For barn owls are not only creatures of the night, they are creatures of the evening—they are, to use that charming word, crepuscular, and will often start their hunting about half an hour before sunset, and it is in these circumstances that they can provide a spectacle which I find wonderful and moving. It’s not just beauty, though beautiful the birds most certainly are. It’s perhaps something to do with the rarity of the occasion—how many times have you watched a barn owl hunting?—and something even more to do with the quality of the flight, which is this silent, unhurried, low quartering of the landscape, a sort of mesmeric cruising over the grassland as they hunt for voles. When we see other birds flying, most are dashing from one place to another, are they not? Barn owls, though, are slow and deliberate, and they take their time, untroubled by anything but their purpose.

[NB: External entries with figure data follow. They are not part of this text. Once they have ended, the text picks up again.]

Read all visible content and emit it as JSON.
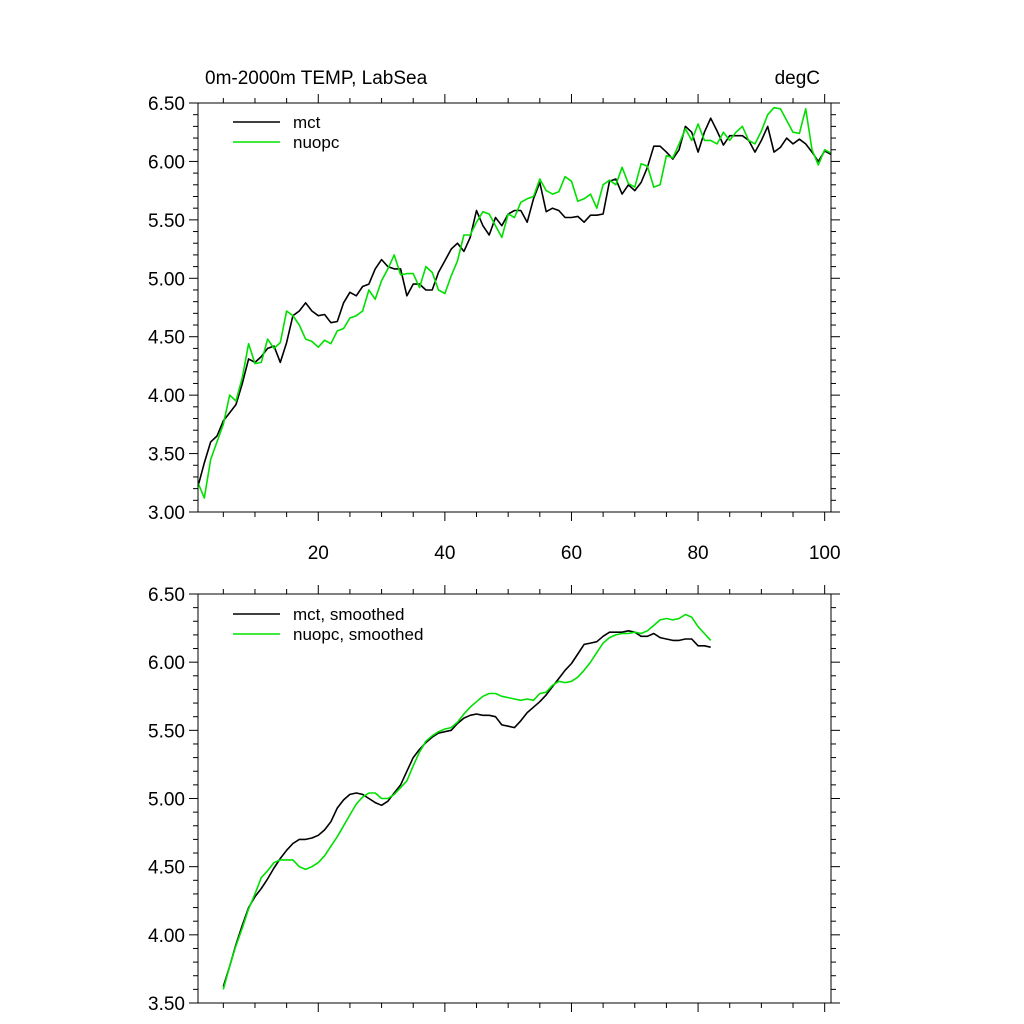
{
  "colors": {
    "mct": "#000000",
    "nuopc": "#00e000",
    "axis": "#000000",
    "background": "#ffffff"
  },
  "chart_data": [
    {
      "type": "line",
      "title_left": "0m-2000m TEMP, LabSea",
      "title_right": "degC",
      "xlabel": "",
      "ylabel": "",
      "xlim": [
        1,
        101
      ],
      "ylim": [
        3.0,
        6.5
      ],
      "xticks": [
        20,
        40,
        60,
        80,
        100
      ],
      "xtick_labels": [
        "20",
        "40",
        "60",
        "80",
        "100"
      ],
      "yticks": [
        3.0,
        3.5,
        4.0,
        4.5,
        5.0,
        5.5,
        6.0,
        6.5
      ],
      "ytick_labels": [
        "3.00",
        "3.50",
        "4.00",
        "4.50",
        "5.00",
        "5.50",
        "6.00",
        "6.50"
      ],
      "grid": false,
      "legend_position": "top-left",
      "x_start": 1,
      "series": [
        {
          "name": "mct",
          "color": "#000000",
          "values": [
            3.22,
            3.42,
            3.6,
            3.65,
            3.78,
            3.85,
            3.92,
            4.1,
            4.31,
            4.28,
            4.33,
            4.4,
            4.42,
            4.28,
            4.45,
            4.68,
            4.72,
            4.79,
            4.72,
            4.68,
            4.69,
            4.62,
            4.63,
            4.79,
            4.88,
            4.85,
            4.93,
            4.95,
            5.08,
            5.16,
            5.1,
            5.08,
            5.08,
            4.85,
            4.95,
            4.95,
            4.9,
            4.9,
            5.05,
            5.15,
            5.25,
            5.3,
            5.23,
            5.35,
            5.58,
            5.45,
            5.37,
            5.52,
            5.45,
            5.55,
            5.58,
            5.58,
            5.48,
            5.68,
            5.82,
            5.57,
            5.6,
            5.58,
            5.52,
            5.52,
            5.53,
            5.48,
            5.54,
            5.54,
            5.55,
            5.83,
            5.85,
            5.72,
            5.8,
            5.75,
            5.82,
            5.95,
            6.13,
            6.13,
            6.08,
            6.02,
            6.1,
            6.3,
            6.25,
            6.08,
            6.25,
            6.37,
            6.26,
            6.14,
            6.22,
            6.22,
            6.22,
            6.18,
            6.08,
            6.18,
            6.3,
            6.08,
            6.12,
            6.2,
            6.15,
            6.19,
            6.15,
            6.08,
            6.0,
            6.09,
            6.06
          ]
        },
        {
          "name": "nuopc",
          "color": "#00e000",
          "values": [
            3.25,
            3.12,
            3.45,
            3.6,
            3.75,
            4.0,
            3.95,
            4.15,
            4.44,
            4.27,
            4.28,
            4.48,
            4.4,
            4.45,
            4.72,
            4.68,
            4.6,
            4.48,
            4.46,
            4.41,
            4.47,
            4.44,
            4.55,
            4.57,
            4.66,
            4.68,
            4.72,
            4.9,
            4.82,
            4.98,
            5.08,
            5.2,
            5.03,
            5.04,
            5.04,
            4.92,
            5.1,
            5.05,
            4.9,
            4.87,
            5.02,
            5.15,
            5.37,
            5.37,
            5.48,
            5.57,
            5.55,
            5.45,
            5.35,
            5.55,
            5.52,
            5.65,
            5.68,
            5.7,
            5.85,
            5.75,
            5.72,
            5.74,
            5.87,
            5.83,
            5.66,
            5.68,
            5.72,
            5.6,
            5.8,
            5.84,
            5.8,
            5.95,
            5.81,
            5.78,
            5.98,
            5.96,
            5.78,
            5.8,
            6.05,
            6.03,
            6.15,
            6.28,
            6.18,
            6.32,
            6.18,
            6.18,
            6.15,
            6.25,
            6.18,
            6.25,
            6.3,
            6.18,
            6.15,
            6.26,
            6.4,
            6.46,
            6.45,
            6.35,
            6.25,
            6.24,
            6.45,
            6.1,
            5.97,
            6.1,
            6.07
          ]
        }
      ]
    },
    {
      "type": "line",
      "title_left": "",
      "title_right": "",
      "xlabel": "",
      "ylabel": "",
      "xlim": [
        1,
        101
      ],
      "ylim": [
        3.5,
        6.5
      ],
      "xticks": [
        20,
        40,
        60,
        80,
        100
      ],
      "xtick_labels": [],
      "yticks": [
        3.5,
        4.0,
        4.5,
        5.0,
        5.5,
        6.0,
        6.5
      ],
      "ytick_labels": [
        "3.50",
        "4.00",
        "4.50",
        "5.00",
        "5.50",
        "6.00",
        "6.50"
      ],
      "grid": false,
      "legend_position": "top-left",
      "x_start": 5,
      "series": [
        {
          "name": "mct, smoothed",
          "color": "#000000",
          "values": [
            3.62,
            3.77,
            3.93,
            4.07,
            4.2,
            4.28,
            4.34,
            4.41,
            4.49,
            4.56,
            4.62,
            4.67,
            4.7,
            4.7,
            4.71,
            4.73,
            4.77,
            4.83,
            4.93,
            4.99,
            5.03,
            5.04,
            5.03,
            5.0,
            4.97,
            4.95,
            4.98,
            5.04,
            5.1,
            5.2,
            5.3,
            5.36,
            5.41,
            5.45,
            5.48,
            5.49,
            5.5,
            5.55,
            5.59,
            5.61,
            5.62,
            5.61,
            5.61,
            5.6,
            5.54,
            5.53,
            5.52,
            5.57,
            5.63,
            5.67,
            5.71,
            5.76,
            5.82,
            5.88,
            5.94,
            5.99,
            6.06,
            6.13,
            6.14,
            6.15,
            6.19,
            6.22,
            6.22,
            6.22,
            6.23,
            6.22,
            6.19,
            6.19,
            6.21,
            6.18,
            6.17,
            6.16,
            6.16,
            6.17,
            6.17,
            6.12,
            6.12,
            6.11
          ]
        },
        {
          "name": "nuopc, smoothed",
          "color": "#00e000",
          "values": [
            3.6,
            3.77,
            3.92,
            4.05,
            4.19,
            4.3,
            4.42,
            4.47,
            4.53,
            4.55,
            4.55,
            4.55,
            4.5,
            4.48,
            4.5,
            4.53,
            4.58,
            4.65,
            4.72,
            4.8,
            4.88,
            4.96,
            5.01,
            5.04,
            5.04,
            5.0,
            5.0,
            5.03,
            5.08,
            5.13,
            5.24,
            5.34,
            5.42,
            5.46,
            5.49,
            5.51,
            5.52,
            5.56,
            5.62,
            5.67,
            5.71,
            5.75,
            5.77,
            5.77,
            5.75,
            5.74,
            5.73,
            5.72,
            5.73,
            5.72,
            5.77,
            5.78,
            5.83,
            5.86,
            5.85,
            5.86,
            5.89,
            5.94,
            6.0,
            6.07,
            6.14,
            6.18,
            6.2,
            6.21,
            6.21,
            6.22,
            6.21,
            6.23,
            6.27,
            6.31,
            6.32,
            6.31,
            6.32,
            6.35,
            6.33,
            6.26,
            6.21,
            6.16
          ]
        }
      ]
    }
  ]
}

But most if all, it’s the time of day. Evenings with their stillness and soft fading light, and hunting barn owls, make a magical combination—my friend the nature writer Brian Jackman described them to me as “mysterious creatures of the twilight zone, soundlessly floating through the dusk on their exquisite thistledown wings.” And so it was in March, in our village, where we are blessed, not only with the bullfinches and primroses I have already written about this year, but with barn owls on all sides. In the first week of the month, on the first proper evenings of the year, which were very lovely, we had a barn owl which turned up at the cricket pitch at 5.15pm, and proceeded to hunt over the grasslands beyond, and a group of us went out to watch it.


I was moved beyond words. It wasn’t just the spectacle, the entrancing floating flight which was magnificent, above all when the bird caught the rays of the setting sun and the white plumage was suddenly glowing golden, as if lit from within. It was the occasion, somehow, it was almost a visitation, by an extraordinary creature from a different world; like being suddenly shown a reality very unlike the everyday. I’ve racked my brains for a comparison and the only thing I can think of is, it was like hearing a nightingale sing in the middle of a wood at midnight. It was the visual equivalent of that. What I mean is, it was wondrous.


You can say, don’t get carried away, it’s only a bird, and it was. But something in the act of watching it opened a door for me. It was a door into the wonder at the heart of the natural world, the place where we came from, and the place that—we sometimes suddenly realise—we long for, at the deepest level of our souls.